El Deportivo San Vicente cayó con la frente en alto, sabia que era muy dificil, debía levantar cuatro goles de diferencia que lo tenían abajo en la ida, para peor, jugó un discreto primero tiempo y se fue al descanso 1-0 abajo, 5-0 en el global, parecía historia liquidada.
Pero en el complemento, el local se relajó y la visita salió con todo a buscarlo, con el retorno en el arco de Nicolás Suarez, que tapó un par de pelotas increíbles que lo mantenían con vida al "Depor", el partido cambió definitivamente de rumbo con la vuelta del capitán Franco Capalbo, quien ingresó los últimos 20 minutos y le cambió la cara a la visita.

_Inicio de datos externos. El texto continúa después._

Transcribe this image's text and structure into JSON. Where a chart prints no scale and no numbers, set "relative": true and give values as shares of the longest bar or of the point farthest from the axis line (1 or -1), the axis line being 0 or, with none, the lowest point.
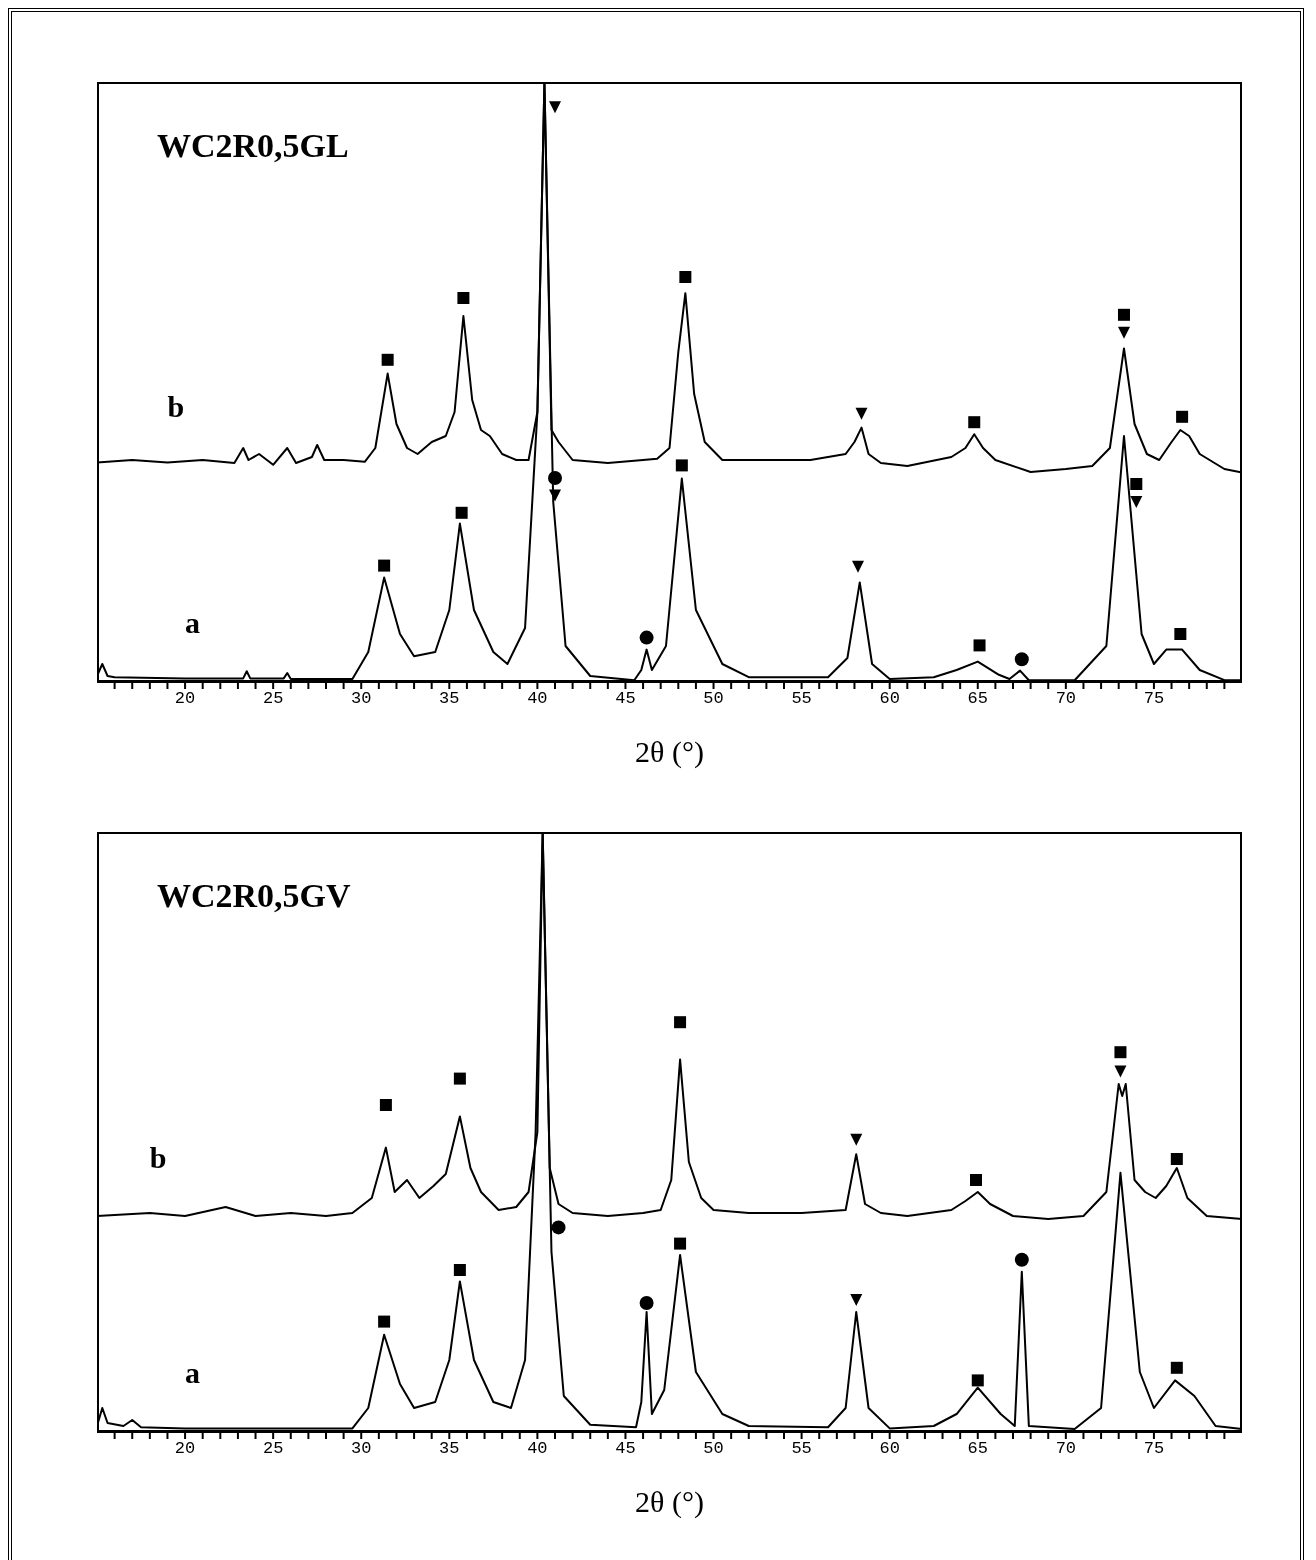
{
  "chart_data": [
    {
      "type": "line",
      "title": "WC2R0,5GL",
      "xlabel": "2θ (°)",
      "relative": true,
      "marker": "none",
      "line_style": "solid",
      "xlim": [
        15,
        80
      ],
      "xticks": [
        {
          "value": 16,
          "label": null
        },
        {
          "value": 17,
          "label": null
        },
        {
          "value": 18,
          "label": null
        },
        {
          "value": 19,
          "label": null
        },
        20,
        {
          "value": 21,
          "label": null
        },
        {
          "value": 22,
          "label": null
        },
        {
          "value": 23,
          "label": null
        },
        {
          "value": 24,
          "label": null
        },
        25,
        {
          "value": 26,
          "label": null
        },
        {
          "value": 27,
          "label": null
        },
        {
          "value": 28,
          "label": null
        },
        {
          "value": 29,
          "label": null
        },
        30,
        {
          "value": 31,
          "label": null
        },
        {
          "value": 32,
          "label": null
        },
        {
          "value": 33,
          "label": null
        },
        {
          "value": 34,
          "label": null
        },
        35,
        {
          "value": 36,
          "label": null
        },
        {
          "value": 37,
          "label": null
        },
        {
          "value": 38,
          "label": null
        },
        {
          "value": 39,
          "label": null
        },
        40,
        {
          "value": 41,
          "label": null
        },
        {
          "value": 42,
          "label": null
        },
        {
          "value": 43,
          "label": null
        },
        {
          "value": 44,
          "label": null
        },
        45,
        {
          "value": 46,
          "label": null
        },
        {
          "value": 47,
          "label": null
        },
        {
          "value": 48,
          "label": null
        },
        {
          "value": 49,
          "label": null
        },
        50,
        {
          "value": 51,
          "label": null
        },
        {
          "value": 52,
          "label": null
        },
        {
          "value": 53,
          "label": null
        },
        {
          "value": 54,
          "label": null
        },
        55,
        {
          "value": 56,
          "label": null
        },
        {
          "value": 57,
          "label": null
        },
        {
          "value": 58,
          "label": null
        },
        {
          "value": 59,
          "label": null
        },
        60,
        {
          "value": 61,
          "label": null
        },
        {
          "value": 62,
          "label": null
        },
        {
          "value": 63,
          "label": null
        },
        {
          "value": 64,
          "label": null
        },
        65,
        {
          "value": 66,
          "label": null
        },
        {
          "value": 67,
          "label": null
        },
        {
          "value": 68,
          "label": null
        },
        {
          "value": 69,
          "label": null
        },
        70,
        {
          "value": 71,
          "label": null
        },
        {
          "value": 72,
          "label": null
        },
        {
          "value": 73,
          "label": null
        },
        {
          "value": 74,
          "label": null
        },
        75,
        {
          "value": 76,
          "label": null
        },
        {
          "value": 77,
          "label": null
        },
        {
          "value": 78,
          "label": null
        },
        {
          "value": 79,
          "label": null
        }
      ],
      "series": [
        {
          "name": "a",
          "color": "#000000",
          "x": [
            15,
            15.3,
            15.6,
            16,
            20,
            23.3,
            23.5,
            23.7,
            25.6,
            25.8,
            26,
            29.5,
            30.4,
            31.3,
            32.2,
            33,
            34.2,
            35.0,
            35.6,
            36.4,
            37.5,
            38.3,
            39.3,
            40.0,
            40.4,
            40.9,
            41.6,
            43,
            45.5,
            45.9,
            46.2,
            46.5,
            47.3,
            48.2,
            49.0,
            50.5,
            52,
            56.5,
            57.6,
            58.3,
            59.0,
            60,
            62.5,
            63.8,
            65.0,
            66.2,
            66.8,
            67.4,
            67.9,
            70.5,
            72.3,
            73.3,
            74.3,
            75.0,
            75.7,
            76.6,
            77.6,
            79,
            80
          ],
          "values": [
            0.01,
            0.03,
            0.01,
            0.008,
            0.006,
            0.006,
            0.018,
            0.006,
            0.006,
            0.015,
            0.005,
            0.005,
            0.05,
            0.174,
            0.08,
            0.043,
            0.05,
            0.12,
            0.264,
            0.12,
            0.05,
            0.03,
            0.09,
            0.45,
            1,
            0.3,
            0.06,
            0.01,
            0.003,
            0.02,
            0.054,
            0.02,
            0.06,
            0.339,
            0.12,
            0.03,
            0.008,
            0.008,
            0.04,
            0.166,
            0.03,
            0.005,
            0.008,
            0.02,
            0.034,
            0.012,
            0.005,
            0.019,
            0.003,
            0.003,
            0.06,
            0.41,
            0.08,
            0.03,
            0.054,
            0.054,
            0.02,
            0.003,
            0.003
          ]
        },
        {
          "name": "b",
          "color": "#000000",
          "x": [
            15,
            17,
            19,
            21,
            22.8,
            23.3,
            23.6,
            24.2,
            25,
            25.8,
            26.3,
            27.2,
            27.5,
            27.9,
            29,
            30.2,
            30.8,
            31.5,
            32.0,
            32.6,
            33.2,
            34,
            34.8,
            35.3,
            35.8,
            36.3,
            36.8,
            37.3,
            38,
            38.8,
            39.5,
            40.0,
            40.4,
            40.8,
            41.2,
            42,
            44,
            46,
            46.8,
            47.5,
            48.0,
            48.4,
            48.9,
            49.5,
            50.5,
            53,
            55.5,
            57.5,
            58.0,
            58.4,
            58.8,
            59.5,
            61,
            63.5,
            64.3,
            64.8,
            65.3,
            66,
            68,
            70,
            71.5,
            72.5,
            73.3,
            73.9,
            74.6,
            75.3,
            76,
            76.5,
            77,
            77.6,
            79,
            80
          ],
          "values": [
            0.366,
            0.37,
            0.366,
            0.37,
            0.365,
            0.39,
            0.37,
            0.38,
            0.362,
            0.39,
            0.365,
            0.375,
            0.395,
            0.37,
            0.37,
            0.367,
            0.39,
            0.514,
            0.43,
            0.39,
            0.38,
            0.4,
            0.41,
            0.45,
            0.61,
            0.47,
            0.42,
            0.41,
            0.38,
            0.37,
            0.37,
            0.45,
            1,
            0.42,
            0.4,
            0.37,
            0.365,
            0.37,
            0.372,
            0.39,
            0.55,
            0.648,
            0.48,
            0.4,
            0.37,
            0.37,
            0.37,
            0.38,
            0.4,
            0.424,
            0.38,
            0.365,
            0.36,
            0.375,
            0.39,
            0.413,
            0.39,
            0.37,
            0.35,
            0.355,
            0.36,
            0.39,
            0.556,
            0.43,
            0.38,
            0.37,
            0.4,
            0.42,
            0.41,
            0.38,
            0.355,
            0.349
          ]
        },
        {
          "type": "scatter",
          "marker": "square",
          "color": "#000000",
          "x": [
            31.5,
            35.8,
            48.4,
            64.8,
            73.3,
            76.6,
            31.3,
            35.7,
            48.2,
            65.1,
            74.0,
            76.5
          ],
          "values": [
            0.537,
            0.64,
            0.675,
            0.433,
            0.612,
            0.442,
            0.194,
            0.282,
            0.361,
            0.061,
            0.33,
            0.08
          ]
        },
        {
          "type": "scatter",
          "marker": "triangle",
          "color": "#000000",
          "x": [
            41.0,
            58.4,
            73.3,
            41.0,
            58.2,
            74.0
          ],
          "values": [
            0.958,
            0.447,
            0.582,
            0.311,
            0.192,
            0.3
          ]
        },
        {
          "type": "scatter",
          "marker": "circle",
          "color": "#000000",
          "x": [
            41.0,
            46.2,
            67.5
          ],
          "values": [
            0.34,
            0.074,
            0.038
          ]
        }
      ]
    },
    {
      "type": "line",
      "title": "WC2R0,5GV",
      "xlabel": "2θ (°)",
      "relative": true,
      "marker": "none",
      "line_style": "solid",
      "xlim": [
        15,
        80
      ],
      "xticks": [
        {
          "value": 16,
          "label": null
        },
        {
          "value": 17,
          "label": null
        },
        {
          "value": 18,
          "label": null
        },
        {
          "value": 19,
          "label": null
        },
        20,
        {
          "value": 21,
          "label": null
        },
        {
          "value": 22,
          "label": null
        },
        {
          "value": 23,
          "label": null
        },
        {
          "value": 24,
          "label": null
        },
        25,
        {
          "value": 26,
          "label": null
        },
        {
          "value": 27,
          "label": null
        },
        {
          "value": 28,
          "label": null
        },
        {
          "value": 29,
          "label": null
        },
        30,
        {
          "value": 31,
          "label": null
        },
        {
          "value": 32,
          "label": null
        },
        {
          "value": 33,
          "label": null
        },
        {
          "value": 34,
          "label": null
        },
        35,
        {
          "value": 36,
          "label": null
        },
        {
          "value": 37,
          "label": null
        },
        {
          "value": 38,
          "label": null
        },
        {
          "value": 39,
          "label": null
        },
        40,
        {
          "value": 41,
          "label": null
        },
        {
          "value": 42,
          "label": null
        },
        {
          "value": 43,
          "label": null
        },
        {
          "value": 44,
          "label": null
        },
        45,
        {
          "value": 46,
          "label": null
        },
        {
          "value": 47,
          "label": null
        },
        {
          "value": 48,
          "label": null
        },
        {
          "value": 49,
          "label": null
        },
        50,
        {
          "value": 51,
          "label": null
        },
        {
          "value": 52,
          "label": null
        },
        {
          "value": 53,
          "label": null
        },
        {
          "value": 54,
          "label": null
        },
        55,
        {
          "value": 56,
          "label": null
        },
        {
          "value": 57,
          "label": null
        },
        {
          "value": 58,
          "label": null
        },
        {
          "value": 59,
          "label": null
        },
        60,
        {
          "value": 61,
          "label": null
        },
        {
          "value": 62,
          "label": null
        },
        {
          "value": 63,
          "label": null
        },
        {
          "value": 64,
          "label": null
        },
        65,
        {
          "value": 66,
          "label": null
        },
        {
          "value": 67,
          "label": null
        },
        {
          "value": 68,
          "label": null
        },
        {
          "value": 69,
          "label": null
        },
        70,
        {
          "value": 71,
          "label": null
        },
        {
          "value": 72,
          "label": null
        },
        {
          "value": 73,
          "label": null
        },
        {
          "value": 74,
          "label": null
        },
        75,
        {
          "value": 76,
          "label": null
        },
        {
          "value": 77,
          "label": null
        },
        {
          "value": 78,
          "label": null
        },
        {
          "value": 79,
          "label": null
        }
      ],
      "series": [
        {
          "name": "a",
          "color": "#000000",
          "x": [
            15,
            15.3,
            15.6,
            16.5,
            17,
            17.5,
            20,
            29.5,
            30.4,
            31.3,
            32.2,
            33,
            34.2,
            35.0,
            35.6,
            36.4,
            37.5,
            38.5,
            39.3,
            39.9,
            40.3,
            40.8,
            41.5,
            43,
            45.6,
            45.9,
            46.2,
            46.5,
            47.2,
            48.1,
            49.0,
            50.5,
            52,
            56.5,
            57.5,
            58.1,
            58.8,
            60,
            62.5,
            63.8,
            65.0,
            66.3,
            67.1,
            67.5,
            67.9,
            70.5,
            72,
            73.1,
            74.2,
            75.0,
            76.2,
            77.3,
            78.5,
            80
          ],
          "values": [
            0.01,
            0.04,
            0.015,
            0.01,
            0.02,
            0.008,
            0.006,
            0.006,
            0.04,
            0.162,
            0.08,
            0.04,
            0.05,
            0.12,
            0.251,
            0.12,
            0.05,
            0.04,
            0.12,
            0.5,
            1,
            0.3,
            0.06,
            0.012,
            0.008,
            0.05,
            0.2,
            0.03,
            0.07,
            0.295,
            0.1,
            0.03,
            0.01,
            0.008,
            0.04,
            0.2,
            0.04,
            0.006,
            0.01,
            0.03,
            0.074,
            0.03,
            0.01,
            0.267,
            0.01,
            0.005,
            0.04,
            0.432,
            0.1,
            0.04,
            0.086,
            0.06,
            0.01,
            0.005
          ]
        },
        {
          "name": "b",
          "color": "#000000",
          "x": [
            15,
            18,
            20,
            22.3,
            24,
            26,
            28,
            29.5,
            30.6,
            31.4,
            31.9,
            32.6,
            33.3,
            34.1,
            34.8,
            35.6,
            36.2,
            36.8,
            37.8,
            38.8,
            39.5,
            40.0,
            40.3,
            40.7,
            41.2,
            42,
            44,
            46,
            47,
            47.6,
            48.1,
            48.6,
            49.3,
            50,
            52,
            55,
            57.5,
            58.1,
            58.6,
            59.5,
            61,
            63.5,
            64.3,
            65,
            65.7,
            67,
            69,
            71,
            72.3,
            73.0,
            73.2,
            73.4,
            73.9,
            74.5,
            75.1,
            75.7,
            76.3,
            76.9,
            78,
            80
          ],
          "values": [
            0.36,
            0.365,
            0.36,
            0.375,
            0.36,
            0.365,
            0.36,
            0.365,
            0.39,
            0.474,
            0.4,
            0.42,
            0.39,
            0.41,
            0.43,
            0.526,
            0.44,
            0.4,
            0.37,
            0.375,
            0.4,
            0.5,
            1,
            0.44,
            0.38,
            0.365,
            0.36,
            0.365,
            0.37,
            0.42,
            0.621,
            0.45,
            0.39,
            0.37,
            0.365,
            0.365,
            0.37,
            0.463,
            0.38,
            0.365,
            0.36,
            0.37,
            0.385,
            0.4,
            0.38,
            0.36,
            0.355,
            0.36,
            0.4,
            0.58,
            0.56,
            0.58,
            0.42,
            0.4,
            0.39,
            0.41,
            0.44,
            0.39,
            0.36,
            0.355
          ]
        },
        {
          "type": "scatter",
          "marker": "square",
          "color": "#000000",
          "x": [
            31.4,
            35.6,
            48.1,
            64.9,
            73.1,
            76.3,
            31.3,
            35.6,
            48.1,
            65,
            76.3
          ],
          "values": [
            0.545,
            0.589,
            0.683,
            0.42,
            0.633,
            0.455,
            0.184,
            0.27,
            0.314,
            0.086,
            0.107
          ]
        },
        {
          "type": "scatter",
          "marker": "triangle",
          "color": "#000000",
          "x": [
            58.1,
            73.1,
            58.1
          ],
          "values": [
            0.487,
            0.601,
            0.22
          ]
        },
        {
          "type": "scatter",
          "marker": "circle",
          "color": "#000000",
          "x": [
            41.2,
            46.2,
            67.5
          ],
          "values": [
            0.341,
            0.215,
            0.287
          ]
        }
      ]
    }
  ]
}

Se asoció con la figura de la cancha y autor de un triplete, Braian Gil, quien puso la igualdad de penal y convirtió dos golazos para hacerles un marco, sobre todo el tercero, pero no le alcanzó, le faltaron dos goles para forzar los penales y lograr el milagro, que solo le alcanzó para dar vuelta el resultado en la vuelta, pero no para quedarse con el trofeo de la Liga Metropolitana de San Vicente, Copa Gundys, que quedó en manos de Defensores De Glew, justo ganador por lograr una gran regularidad a lo largo de la competencia.
El Deportivo San Vicente se va con la frente bien en alto, logrando el sub campeonato y con la gran duda de que hubiese pasado si el arquero Suarez y el capitán Capalbo, hubiesen podido jugar la ida, ya es historia, no pudo, pero dejó una gran imagen de cara al futuro, con varios puntos altos, en lo colectivo y en lo individual.